娘は自分が物語に入り込んだように主人公4人の「家に帰りたい」という気持ちを共有して、ハラハラと展開を見守っている!そのハラハラ感は、まるで「リアクション動画みたいだな…」と思うレベル。手に汗握る、とはまさにこのこと、というようにハラハラ感を楽しんでいるのだ。
私から見るといささか空洞に思える子役のキャラクター、いささか幼稚に思える正義感、いささか甘ちゃんに思える要求、いささかチープに思える展開…などがちょうどよく娘にはフィットしているようだ。
うちの娘は格別に物語に対して感受性が強い、というタイプではないので、正直意外だった。あまりに視聴を楽しんでいる。そこで私はキッズ目線で再視聴してみることにした。

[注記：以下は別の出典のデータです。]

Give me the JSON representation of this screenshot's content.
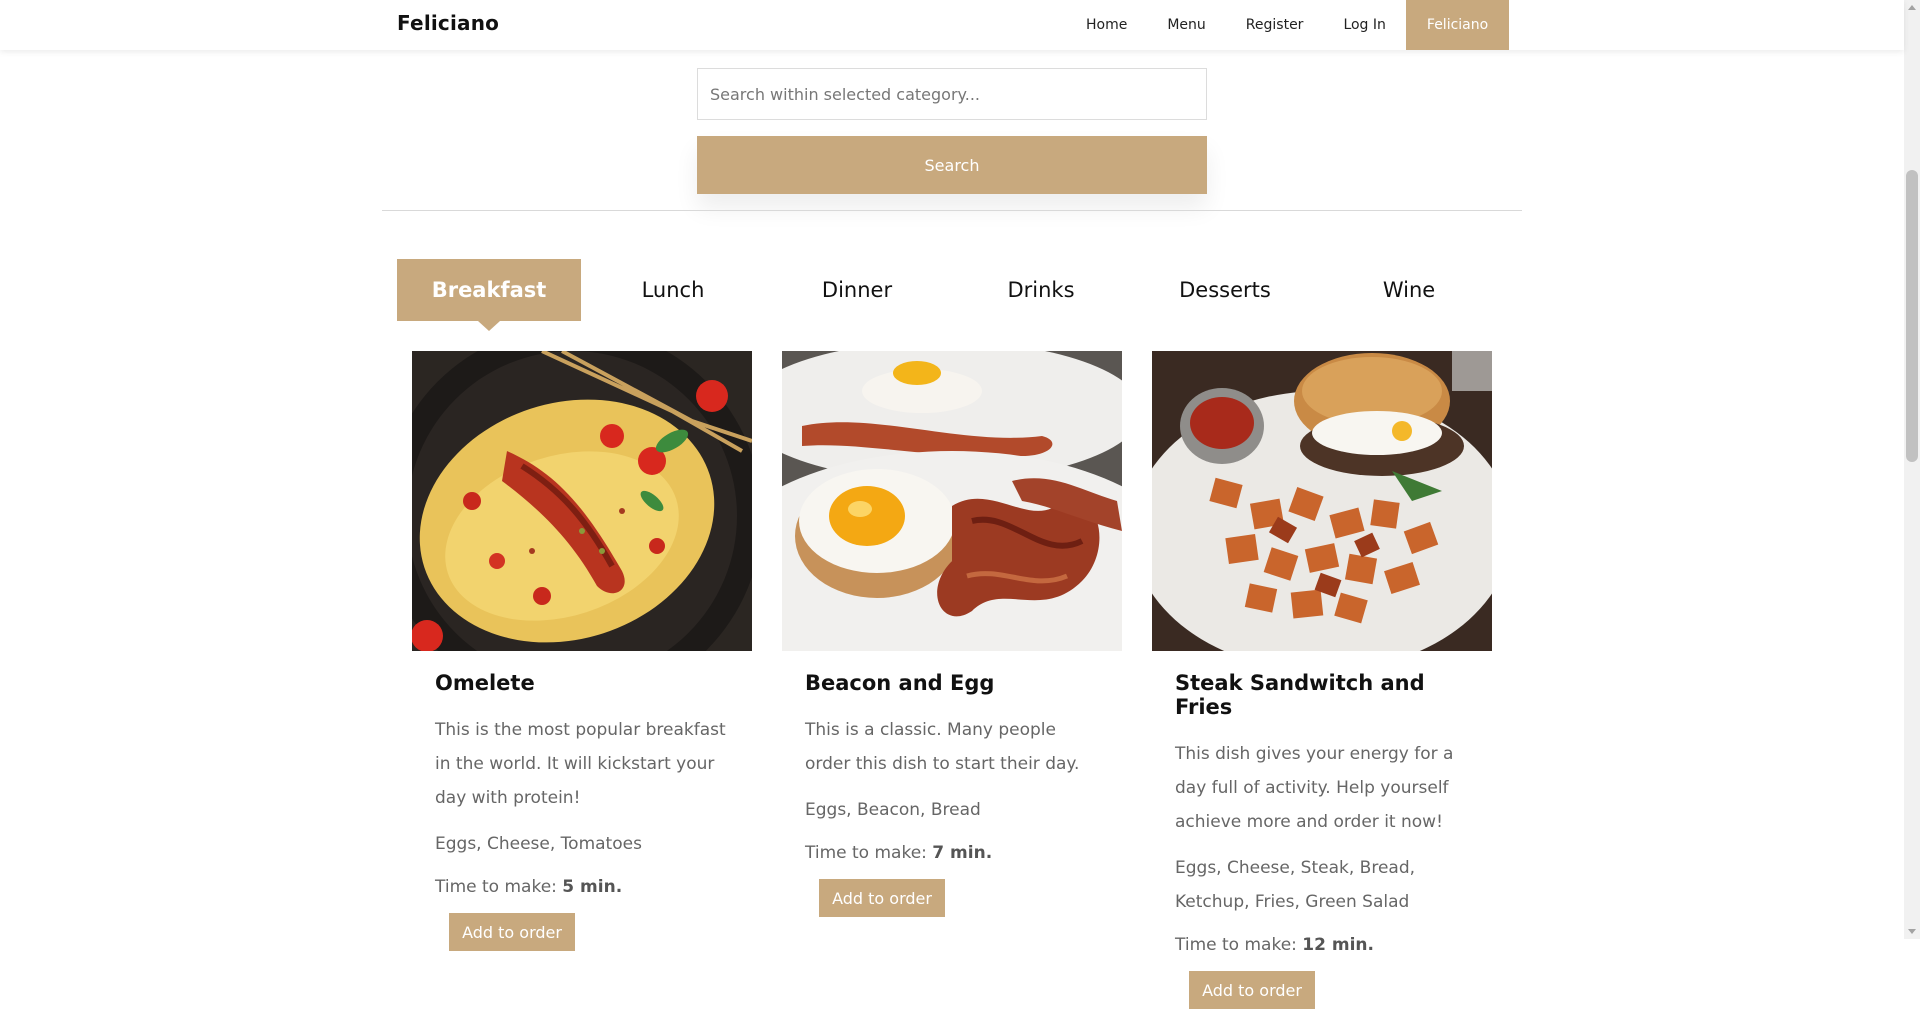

そうするとスケルトン・クルーは徹底的にキッズの目線を意識した作りになっていて、ストーリーに大事だが難しいセリフにはフォローが入り(「造幣局」という単語が出てくると子役が「造幣局って何?」と聞き返して「お金を作るところだよ」と説明してくれる)飽きさせないテンポで目まぐるしく冒険が続く。謎は引っ張りすぎないし、ドロイドの目の中にネズミも住んでるし、旅の目的も「家に帰る」というわかりやすすぎるキッズの根源的欲求だ。(旅の目的が何なのかさっぱりわからないモアナ2はこのわかりやすさを見習ってほしい)

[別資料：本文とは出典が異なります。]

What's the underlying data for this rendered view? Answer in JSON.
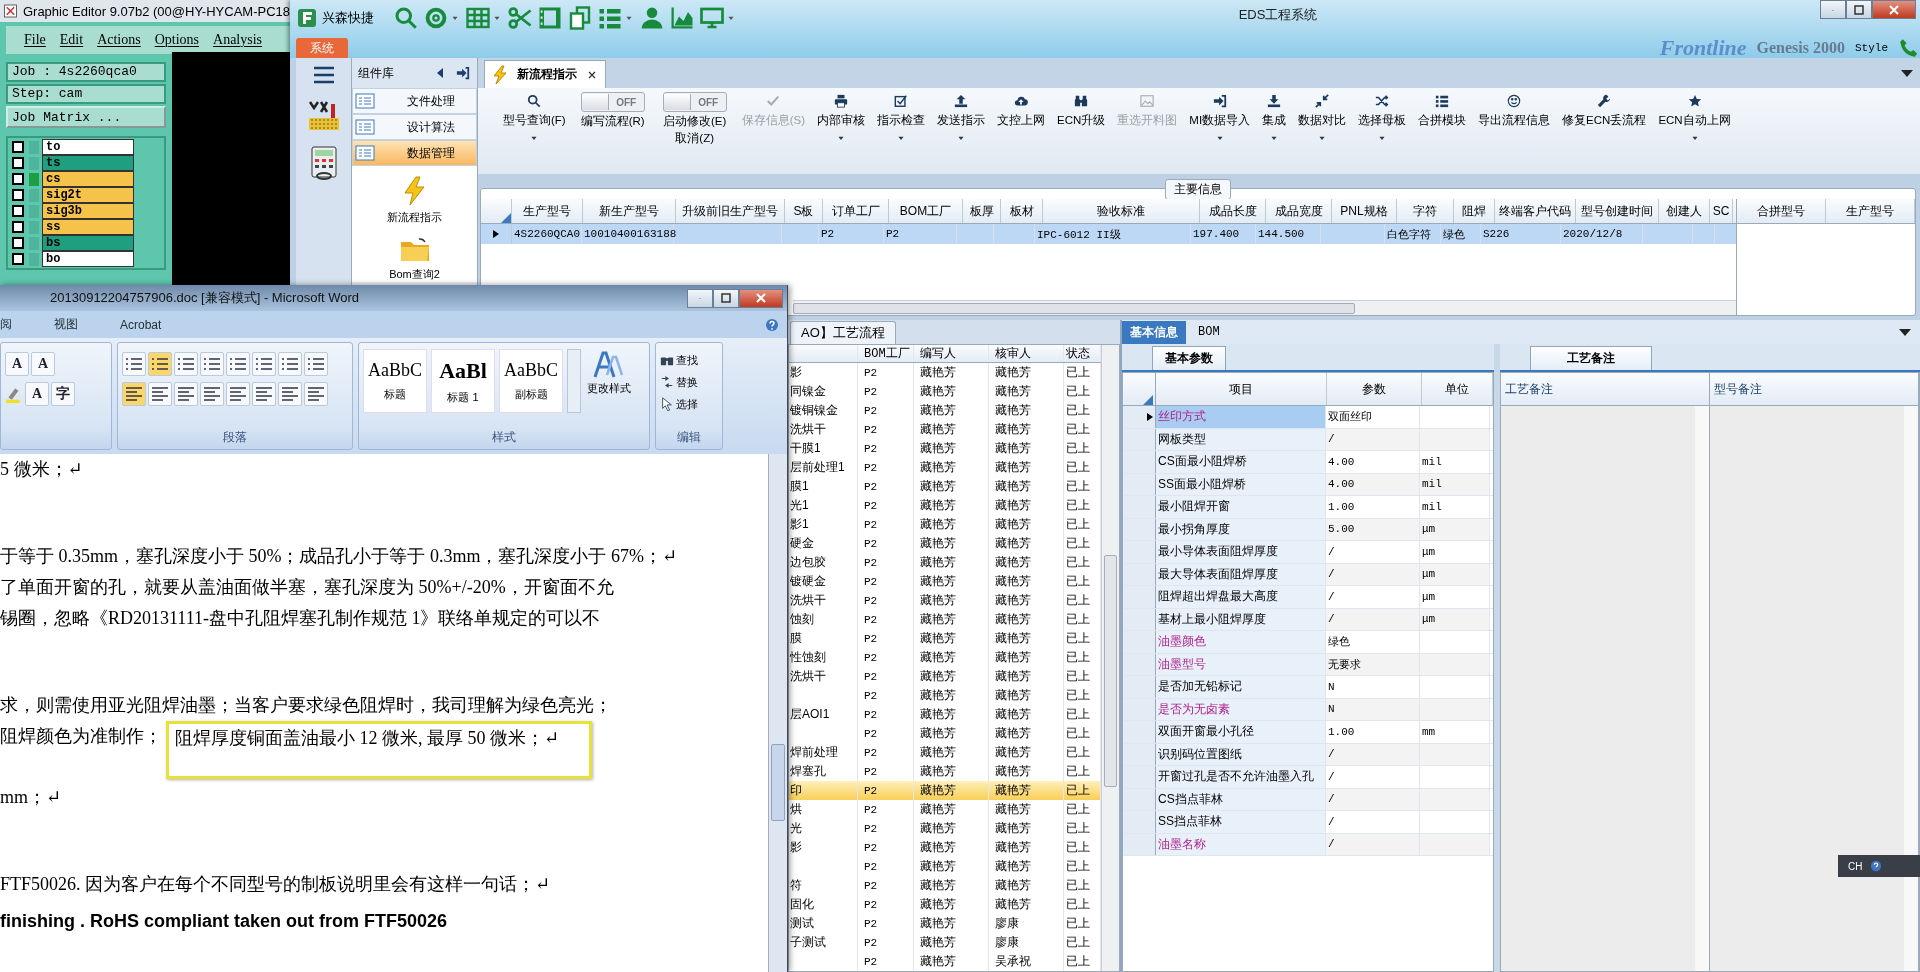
{
  "graphic_editor": {
    "title": "Graphic Editor 9.07b2 (00@HY-HYCAM-PC18",
    "menu": [
      "File",
      "Edit",
      "Actions",
      "Options",
      "Analysis"
    ],
    "job": "Job : 4s2260qca0",
    "step": "Step: cam",
    "job_matrix_button": "Job Matrix ...",
    "layers": [
      {
        "name": "to",
        "color": "#ffffff",
        "marked": false,
        "checked": false
      },
      {
        "name": "ts",
        "color": "#1f9e80",
        "marked": false,
        "checked": false
      },
      {
        "name": "cs",
        "color": "#f5c24a",
        "marked": true,
        "checked": false
      },
      {
        "name": "sig2t",
        "color": "#f5c24a",
        "marked": false,
        "checked": false
      },
      {
        "name": "sig3b",
        "color": "#f5c24a",
        "marked": false,
        "checked": false
      },
      {
        "name": "ss",
        "color": "#f5c24a",
        "marked": false,
        "checked": false
      },
      {
        "name": "bs",
        "color": "#1f9e80",
        "marked": false,
        "checked": false
      },
      {
        "name": "bo",
        "color": "#ffffff",
        "marked": false,
        "checked": false
      }
    ]
  },
  "eds": {
    "title": "EDS工程系统",
    "quick_label": "兴森快捷",
    "menu_tab": "系统",
    "background": {
      "logo": "Frontline",
      "product": "Genesis 2000",
      "style_menu": "Style"
    },
    "component_panel": {
      "title": "组件库",
      "groups": [
        {
          "label": "文件处理",
          "selected": false
        },
        {
          "label": "设计算法",
          "selected": false
        },
        {
          "label": "数据管理",
          "selected": true
        }
      ],
      "items": [
        {
          "label": "新流程指示",
          "kind": "lightning"
        },
        {
          "label": "Bom查询2",
          "kind": "folder"
        }
      ]
    },
    "tabs": [
      {
        "label": "新流程指示",
        "selected": true
      }
    ],
    "toolbar": [
      {
        "kind": "button",
        "label": "型号查询(F)",
        "caret": true,
        "disabled": false
      },
      {
        "kind": "toggle",
        "label": "编写流程(R)",
        "switch_text": "OFF",
        "on": false
      },
      {
        "kind": "toggle",
        "label": "启动修改(E)",
        "sub_label": "取消(Z)",
        "switch_text": "OFF",
        "on": false
      },
      {
        "kind": "button",
        "label": "保存信息(S)",
        "caret": false,
        "disabled": true
      },
      {
        "kind": "button",
        "label": "内部审核",
        "caret": true,
        "disabled": false
      },
      {
        "kind": "button",
        "label": "指示检查",
        "caret": true,
        "disabled": false
      },
      {
        "kind": "button",
        "label": "发送指示",
        "caret": true,
        "disabled": false
      },
      {
        "kind": "button",
        "label": "文控上网",
        "caret": false,
        "disabled": false
      },
      {
        "kind": "button",
        "label": "ECN升级",
        "caret": false,
        "disabled": false
      },
      {
        "kind": "button",
        "label": "重选开料图",
        "caret": false,
        "disabled": true
      },
      {
        "kind": "button",
        "label": "MI数据导入",
        "caret": true,
        "disabled": false
      },
      {
        "kind": "button",
        "label": "集成",
        "caret": true,
        "disabled": false
      },
      {
        "kind": "button",
        "label": "数据对比",
        "caret": true,
        "disabled": false
      },
      {
        "kind": "button",
        "label": "选择母板",
        "caret": true,
        "disabled": false
      },
      {
        "kind": "button",
        "label": "合拼模块",
        "caret": false,
        "disabled": false
      },
      {
        "kind": "button",
        "label": "导出流程信息",
        "caret": false,
        "disabled": false
      },
      {
        "kind": "button",
        "label": "修复ECN丢流程",
        "caret": false,
        "disabled": false
      },
      {
        "kind": "button",
        "label": "ECN自动上网",
        "caret": true,
        "disabled": false
      }
    ],
    "main_info": {
      "title": "主要信息",
      "columns": [
        "生产型号",
        "新生产型号",
        "升级前旧生产型号",
        "S板",
        "订单工厂",
        "BOM工厂",
        "板厚",
        "板材",
        "验收标准",
        "成品长度",
        "成品宽度",
        "PNL规格",
        "字符",
        "阻焊",
        "终端客户代码",
        "型号创建时间",
        "创建人",
        "SC"
      ],
      "rows": [
        {
          "selected": true,
          "cells": [
            "4S2260QCA0",
            "10010400163188",
            "",
            "",
            "P2",
            "P2",
            "",
            "",
            "IPC-6012 II级",
            "197.400",
            "144.500",
            "",
            "白色字符",
            "绿色",
            "S226",
            "2020/12/8",
            "",
            ""
          ]
        }
      ],
      "merge_columns": [
        "合拼型号",
        "生产型号"
      ]
    },
    "process_flow": {
      "tab": "AO】工艺流程",
      "columns": [
        "BOM工厂",
        "编写人",
        "核审人",
        "状态"
      ],
      "rows": [
        {
          "name": "影",
          "bom": "P2",
          "writer": "藏艳芳",
          "reviewer": "藏艳芳",
          "status": "已上",
          "selected": false
        },
        {
          "name": "同镍金",
          "bom": "P2",
          "writer": "藏艳芳",
          "reviewer": "藏艳芳",
          "status": "已上",
          "selected": false
        },
        {
          "name": "镀铜镍金",
          "bom": "P2",
          "writer": "藏艳芳",
          "reviewer": "藏艳芳",
          "status": "已上",
          "selected": false
        },
        {
          "name": "洗烘干",
          "bom": "P2",
          "writer": "藏艳芳",
          "reviewer": "藏艳芳",
          "status": "已上",
          "selected": false
        },
        {
          "name": "干膜1",
          "bom": "P2",
          "writer": "藏艳芳",
          "reviewer": "藏艳芳",
          "status": "已上",
          "selected": false
        },
        {
          "name": "层前处理1",
          "bom": "P2",
          "writer": "藏艳芳",
          "reviewer": "藏艳芳",
          "status": "已上",
          "selected": false
        },
        {
          "name": "膜1",
          "bom": "P2",
          "writer": "藏艳芳",
          "reviewer": "藏艳芳",
          "status": "已上",
          "selected": false
        },
        {
          "name": "光1",
          "bom": "P2",
          "writer": "藏艳芳",
          "reviewer": "藏艳芳",
          "status": "已上",
          "selected": false
        },
        {
          "name": "影1",
          "bom": "P2",
          "writer": "藏艳芳",
          "reviewer": "藏艳芳",
          "status": "已上",
          "selected": false
        },
        {
          "name": "硬金",
          "bom": "P2",
          "writer": "藏艳芳",
          "reviewer": "藏艳芳",
          "status": "已上",
          "selected": false
        },
        {
          "name": "边包胶",
          "bom": "P2",
          "writer": "藏艳芳",
          "reviewer": "藏艳芳",
          "status": "已上",
          "selected": false
        },
        {
          "name": "镀硬金",
          "bom": "P2",
          "writer": "藏艳芳",
          "reviewer": "藏艳芳",
          "status": "已上",
          "selected": false
        },
        {
          "name": "洗烘干",
          "bom": "P2",
          "writer": "藏艳芳",
          "reviewer": "藏艳芳",
          "status": "已上",
          "selected": false
        },
        {
          "name": "蚀刻",
          "bom": "P2",
          "writer": "藏艳芳",
          "reviewer": "藏艳芳",
          "status": "已上",
          "selected": false
        },
        {
          "name": "膜",
          "bom": "P2",
          "writer": "藏艳芳",
          "reviewer": "藏艳芳",
          "status": "已上",
          "selected": false
        },
        {
          "name": "性蚀刻",
          "bom": "P2",
          "writer": "藏艳芳",
          "reviewer": "藏艳芳",
          "status": "已上",
          "selected": false
        },
        {
          "name": "洗烘干",
          "bom": "P2",
          "writer": "藏艳芳",
          "reviewer": "藏艳芳",
          "status": "已上",
          "selected": false
        },
        {
          "bom": "P2",
          "writer": "藏艳芳",
          "reviewer": "藏艳芳",
          "status": "已上",
          "selected": false
        },
        {
          "name": "层AOI1",
          "bom": "P2",
          "writer": "藏艳芳",
          "reviewer": "藏艳芳",
          "status": "已上",
          "selected": false
        },
        {
          "bom": "P2",
          "writer": "藏艳芳",
          "reviewer": "藏艳芳",
          "status": "已上",
          "selected": false
        },
        {
          "name": "焊前处理",
          "bom": "P2",
          "writer": "藏艳芳",
          "reviewer": "藏艳芳",
          "status": "已上",
          "selected": false
        },
        {
          "name": "焊塞孔",
          "bom": "P2",
          "writer": "藏艳芳",
          "reviewer": "藏艳芳",
          "status": "已上",
          "selected": false
        },
        {
          "name": "印",
          "bom": "P2",
          "writer": "藏艳芳",
          "reviewer": "藏艳芳",
          "status": "已上",
          "selected": true
        },
        {
          "name": "烘",
          "bom": "P2",
          "writer": "藏艳芳",
          "reviewer": "藏艳芳",
          "status": "已上",
          "selected": false
        },
        {
          "name": "光",
          "bom": "P2",
          "writer": "藏艳芳",
          "reviewer": "藏艳芳",
          "status": "已上",
          "selected": false
        },
        {
          "name": "影",
          "bom": "P2",
          "writer": "藏艳芳",
          "reviewer": "藏艳芳",
          "status": "已上",
          "selected": false
        },
        {
          "bom": "P2",
          "writer": "藏艳芳",
          "reviewer": "藏艳芳",
          "status": "已上",
          "selected": false
        },
        {
          "name": "符",
          "bom": "P2",
          "writer": "藏艳芳",
          "reviewer": "藏艳芳",
          "status": "已上",
          "selected": false
        },
        {
          "name": "固化",
          "bom": "P2",
          "writer": "藏艳芳",
          "reviewer": "藏艳芳",
          "status": "已上",
          "selected": false
        },
        {
          "name": "测试",
          "bom": "P2",
          "writer": "藏艳芳",
          "reviewer": "廖康",
          "status": "已上",
          "selected": false
        },
        {
          "name": "子测试",
          "bom": "P2",
          "writer": "藏艳芳",
          "reviewer": "廖康",
          "status": "已上",
          "selected": false
        },
        {
          "bom": "P2",
          "writer": "藏艳芳",
          "reviewer": "吴承祝",
          "status": "已上",
          "selected": false
        }
      ]
    },
    "detail_tabs": [
      {
        "label": "基本信息",
        "selected": true
      },
      {
        "label": "BOM",
        "selected": false
      }
    ],
    "params": {
      "tab": "基本参数",
      "columns": [
        "项目",
        "参数",
        "单位"
      ],
      "rows": [
        {
          "item": "丝印方式",
          "value": "双面丝印",
          "unit": "",
          "emphasized": true,
          "selected": true
        },
        {
          "item": "网板类型",
          "value": "/",
          "unit": "",
          "emphasized": false,
          "selected": false
        },
        {
          "item": "CS面最小阻焊桥",
          "value": "4.00",
          "unit": "mil",
          "emphasized": false,
          "selected": false
        },
        {
          "item": "SS面最小阻焊桥",
          "value": "4.00",
          "unit": "mil",
          "emphasized": false,
          "selected": false
        },
        {
          "item": "最小阻焊开窗",
          "value": "1.00",
          "unit": "mil",
          "emphasized": false,
          "selected": false
        },
        {
          "item": "最小拐角厚度",
          "value": "5.00",
          "unit": "μm",
          "emphasized": false,
          "selected": false
        },
        {
          "item": "最小导体表面阻焊厚度",
          "value": "/",
          "unit": "μm",
          "emphasized": false,
          "selected": false
        },
        {
          "item": "最大导体表面阻焊厚度",
          "value": "/",
          "unit": "μm",
          "emphasized": false,
          "selected": false
        },
        {
          "item": "阻焊超出焊盘最大高度",
          "value": "/",
          "unit": "μm",
          "emphasized": false,
          "selected": false
        },
        {
          "item": "基材上最小阻焊厚度",
          "value": "/",
          "unit": "μm",
          "emphasized": false,
          "selected": false
        },
        {
          "item": "油墨颜色",
          "value": "绿色",
          "unit": "",
          "emphasized": true,
          "selected": false
        },
        {
          "item": "油墨型号",
          "value": "无要求",
          "unit": "",
          "emphasized": true,
          "selected": false
        },
        {
          "item": "是否加无铅标记",
          "value": "N",
          "unit": "",
          "emphasized": false,
          "selected": false
        },
        {
          "item": "是否为无卤素",
          "value": "N",
          "unit": "",
          "emphasized": true,
          "selected": false
        },
        {
          "item": "双面开窗最小孔径",
          "value": "1.00",
          "unit": "mm",
          "emphasized": false,
          "selected": false
        },
        {
          "item": "识别码位置图纸",
          "value": "/",
          "unit": "",
          "emphasized": false,
          "selected": false
        },
        {
          "item": "开窗过孔是否不允许油墨入孔",
          "value": "/",
          "unit": "",
          "emphasized": false,
          "selected": false
        },
        {
          "item": "CS挡点菲林",
          "value": "/",
          "unit": "",
          "emphasized": false,
          "selected": false
        },
        {
          "item": "SS挡点菲林",
          "value": "/",
          "unit": "",
          "emphasized": false,
          "selected": false
        },
        {
          "item": "油墨名称",
          "value": "/",
          "unit": "",
          "emphasized": true,
          "selected": false
        }
      ]
    },
    "notes": {
      "tab": "工艺备注",
      "columns": [
        "工艺备注",
        "型号备注"
      ]
    }
  },
  "word": {
    "title": "20130912204757906.doc [兼容模式] - Microsoft Word",
    "ribbon_tabs": [
      "阅",
      "视图",
      "Acrobat"
    ],
    "font_buttons": [
      "A",
      "A",
      "A",
      "字"
    ],
    "groups": [
      "段落",
      "样式",
      "编辑"
    ],
    "styles": [
      {
        "sample": "AaBbC",
        "name": "标题"
      },
      {
        "sample": "AaBl",
        "name": "标题 1"
      },
      {
        "sample": "AaBbC",
        "name": "副标题"
      }
    ],
    "change_styles": "更改样式",
    "editing": [
      "查找",
      "替换",
      "选择"
    ],
    "lines": [
      {
        "text": "5 微米；↵",
        "bold": false
      },
      {
        "text": "于等于 0.35mm，塞孔深度小于 50%；成品孔小于等于 0.3mm，塞孔深度小于 67%；↵",
        "bold": false
      },
      {
        "text": "了单面开窗的孔，就要从盖油面做半塞，塞孔深度为 50%+/-20%，开窗面不允",
        "bold": false
      },
      {
        "text": "锡圈，忽略《RD20131111-盘中孔阻焊塞孔制作规范  1》联络单规定的可以不",
        "bold": false
      },
      {
        "text": "求，则需使用亚光阻焊油墨；当客户要求绿色阻焊时，我司理解为绿色亮光；",
        "bold": false
      },
      {
        "text": "阻焊颜色为准制作；",
        "boxed_text": "阻焊厚度铜面盖油最小 12 微米, 最厚 50 微米；↵",
        "bold": false
      },
      {
        "text": "mm；↵",
        "bold": false
      },
      {
        "text": "FTF50026. 因为客户在每个不同型号的制板说明里会有这样一句话；↵",
        "bold": false
      },
      {
        "text": "finishing . RoHS compliant taken out from FTF50026",
        "bold": true
      }
    ]
  },
  "input_indicator": "CH"
}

ドロイドを命令で用心棒にしたり、賄賂の使い方も「それでいいの?」と思うほど、あからさまにわかりやすい。
まじか。キッズ目線で見たほうが、5割増しぐらいで面白い。
子役は全員9ちゃい!ジュード・ロウパパがわがままな子供に振り回されまくる話では、育児経験のある親世代の心は掴めても(日常なので)、子供の心は掴めない。
私には若干物足りなく感じる、「複雑さのない少年少女像」は、感情のやり取りにパワーを使いすぎず、うまいことキッズの「よりしろ」として作用している。極端に賢い、極端に我慢強い、極端に身体能力が高い、極端に目端の効く、そういう子役4人が主人公では、こうはならない。
名作になり得るポテンシャルがすごい。「子供時代にこれ本当に好きだったな〜」という、現代の40代にとっての「グーニーズ」的立ち位置に君臨できる可能性がある。(有料配信という足枷があるにせよ…)この立ち位置は強い。ノスタルジーは強い。私なんかこの歳になっても小学生の頃に見たトリロジーの追体験しようとしてるって思うもん。あのワクワクを一生忘れられない…。
つまり「スケルトン・クルー」は多分これで正解なんだろう。
大人、オタク、マニア、高齢化向きの一途をたどるシリーズに新たな一石を投じ、新たな世代を獲得すべく、新時代の「グーニーズ」として、SWとは一線を画したストーリー。
手詰まり感のあるSWシリーズの中で、過去に囚われずそのフォーマットだけを生かし切っているのが、新鮮に見える。
キッズの目線で見ると五割り増しに面白い「スケルトン・クルー」だが、大人の鑑賞にも十分耐えうる。何ともいえず、子供時代を掘り起こされたかのように、ワクワクする。
ジュード・ロウがフォース(?)を使うたびに、ワクワクが止まらなくなってしまう。この落ぶれた(?)ジェダイ(?)が、ライトセーバー使うとこ、み、み、見たい〜ッッ!!!
私はSWシリーズを追っている身でありながら「フォース!ぬううん!」「ライトセーバーフォンフォン!」「ダークサイドを求める弱さは己の心の中に(精神世界の旅へ…)」とかに若干飽きてしまってて、「キャシアン・アンドー」これこれッ!これが見たかった!ってなってる状態なんですね。それなのに、もうこっちも童心に帰ってただただジュード・ロウがライトセーバーフォンフォンッ!するとこ見たい〜!ってなってるわけです。
果たしてこのまま、この路線を最後まで貫けるのか??
徹底的にキッズの目線で新世代を獲得すべく作っているっぽいこのシリーズ。果たして最後までこの路線を貫けるのだろうか?貫けば、名作になる可能性があるが、既存作ファンへのサービスが中心になってしまったら、このシリーズは終わると思う。キッズにとっては「親がうんちく垂れてくる、ダルいドラマ」に変貌する。この路線で十分面白いからサービスいらない。ジャバ・ザ・ハットのちょい出、それぐらいの塩梅でいいです。この冒険譚を楽しむキッズの横で親が内心で「あっ、ジャバだ!」と思うくらい。
今作が、キッズ、子供時代の思い出の名作になることを、願ってやまない。我が子と一緒に映画という冒険をしたいんだ〜!
追記 六話見たら子役めっちゃいいと思った…。全員超好きになってきた…!!!がんばって!!!